Выслушав рассказ Веры о поездке на источник Параклит, участковый врач, заходивший в последнее время довольно часто по собственному почину, просто так, зная, что его ждут, как исповедника, и в нем нуждаются, как в колодце, сообщил:
– В высшей степени рекомендую почитать «Древо – полезные советы», «Аптеку духовную», «О добрых друзьях двенадцати», опять же «Лавсаик, или Повествование о житии святых и блаженных отец наших».

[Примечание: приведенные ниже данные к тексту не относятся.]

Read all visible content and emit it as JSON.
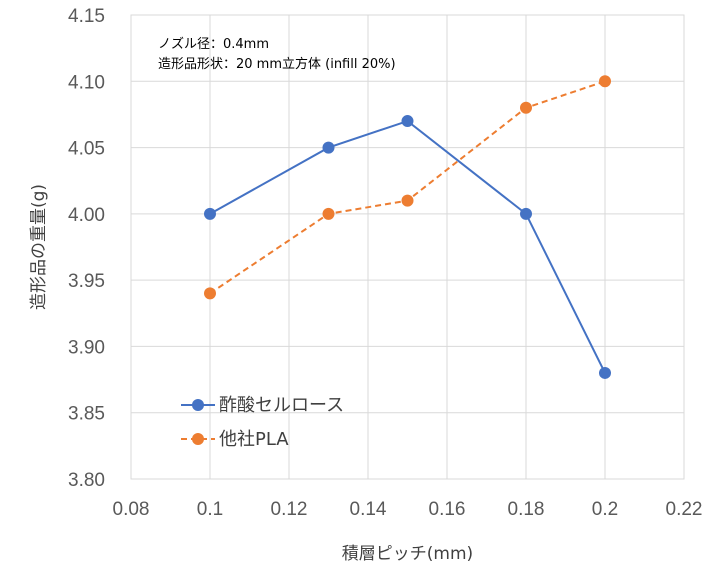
{
  "chart_data": {
    "type": "line",
    "title": "",
    "xlabel": "積層ピッチ(mm)",
    "ylabel": "造形品の重量(g)",
    "xlim": [
      0.08,
      0.22
    ],
    "ylim": [
      3.8,
      4.15
    ],
    "x_ticks": [
      0.08,
      0.1,
      0.12,
      0.14,
      0.16,
      0.18,
      0.2,
      0.22
    ],
    "x_tick_labels": [
      "0.08",
      "0.1",
      "0.12",
      "0.14",
      "0.16",
      "0.18",
      "0.2",
      "0.22"
    ],
    "y_ticks": [
      3.8,
      3.85,
      3.9,
      3.95,
      4.0,
      4.05,
      4.1,
      4.15
    ],
    "y_tick_labels": [
      "3.80",
      "3.85",
      "3.90",
      "3.95",
      "4.00",
      "4.05",
      "4.10",
      "4.15"
    ],
    "grid": true,
    "legend_position": "bottom-left",
    "annotations": [
      "ノズル径：0.4mm",
      "造形品形状：20 mm立方体 (infill 20%)"
    ],
    "series": [
      {
        "name": "酢酸セルロース",
        "color": "#4472c4",
        "dash": "solid",
        "x": [
          0.1,
          0.13,
          0.15,
          0.18,
          0.2
        ],
        "y": [
          4.0,
          4.05,
          4.07,
          4.0,
          3.88
        ]
      },
      {
        "name": "他社PLA",
        "color": "#ed7d31",
        "dash": "dashed",
        "x": [
          0.1,
          0.13,
          0.15,
          0.18,
          0.2
        ],
        "y": [
          3.94,
          4.0,
          4.01,
          4.08,
          4.1
        ]
      }
    ]
  }
}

Феофания испуганно следила за доктором. Он заглядывал в реликварий, укутывал жертвенники тулупами, отворял двери, а обнаружив в одной из комнат Немца, изумился несказанно: «А это еще кто у нас такой?» Вера засуетилась, потому что внезапный визит отвлек Павла Карловича от чтения, запричитала всяческие возможные извинения и поволокла врача на кухню. Тут она усадила его за стол, он же, закурив, сообщил Нечто, но женщина не расслышала его, из комнаты донесся голос девочки: «Мама, мама – Вера, Надежда, Любовь, увези меня отсюда, мне здесь очень плохо. Я хочу ехать по полю, а потом по лесу. И еще вот! Я вспомнила!» Вера вздрогнула:
– Что ты вспомнила?
– В лесу кто-то жил, выглядывал из-за стволов, покусывал кору деревьев, оставляя на ней мокрые, сочившиеся сочивом следы. Коливо приготовили, покушали его, и стало сладко на губах. С ячменем. С солью. По поваленным вдоль колеи гниющим бревнам-валежинам расхаживали птицы, наклоняли головы и прятали их под крыльями, грели горячие клювы-камеи. Они наверное знали о своей добыче, в смысле жертве, предуготованной для страшных недр препараторской, разделочной, ямы, земляной тюрьмы для хранения хлорки, бывшей больничной церкви, переоборудованной в морг, где включают свет и выключают, включают и выключают.